The optimal sampling strategies developed in this study were based on data from paediatric liver transplant recipients and, as such, can be applied only to the same population. Transferability of these models to other transplant types (kidney, heart etc.) could be envisioned following proper validation in these groups. Furthermore, these models should be applied with caution in the following situations: (i) in young infants (<1 year old), because there were only four patients in this age group among the study population; and (ii) in the early post-transplantation period, because no included patients were studied during the first 2 weeks after transplantation.

In conclusion, PopPK of tacrolimus and empirical Bayesian estimates represent an accurate and convenient method to predict tacrolimus AUC_(0–12) in paediatric liver transplant recipients, despite high between-subject variability in PK and patient demographics.

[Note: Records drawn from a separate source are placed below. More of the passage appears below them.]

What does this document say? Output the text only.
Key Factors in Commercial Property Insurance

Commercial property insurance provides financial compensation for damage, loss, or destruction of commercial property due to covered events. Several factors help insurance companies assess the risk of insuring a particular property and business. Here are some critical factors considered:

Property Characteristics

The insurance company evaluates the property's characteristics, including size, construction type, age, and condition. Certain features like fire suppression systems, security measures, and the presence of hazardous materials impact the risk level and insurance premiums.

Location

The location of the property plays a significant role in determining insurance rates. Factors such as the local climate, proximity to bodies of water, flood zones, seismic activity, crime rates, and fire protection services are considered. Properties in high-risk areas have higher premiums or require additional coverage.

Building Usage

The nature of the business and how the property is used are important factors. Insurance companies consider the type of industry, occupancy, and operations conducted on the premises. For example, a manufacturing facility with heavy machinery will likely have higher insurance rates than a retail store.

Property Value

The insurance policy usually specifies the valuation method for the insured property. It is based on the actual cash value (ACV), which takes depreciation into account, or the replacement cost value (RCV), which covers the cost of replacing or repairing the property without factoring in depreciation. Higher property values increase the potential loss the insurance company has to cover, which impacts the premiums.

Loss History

The developed OSS will allow the undertaking of prospective trials to define the tacrolimus AUC-based therapeutic window and dosing guidelines in this population and to evaluate the efficacy of alternative strategies to C_trough-based monitoring in order to prevent graft rejection while minimizing toxicity events.

Competing Interests

All authors have completed the Unified Competing Interest form at http://www.icmje.org/coi_disclosure.pdf (available on request from the corresponding author) and declare: no support from any organization for the submitted work; no financial relationships with any organizations that might have an interest in the submitted work in the previous 3 years; no other relationships or activities that could appear to have influenced the submitted work.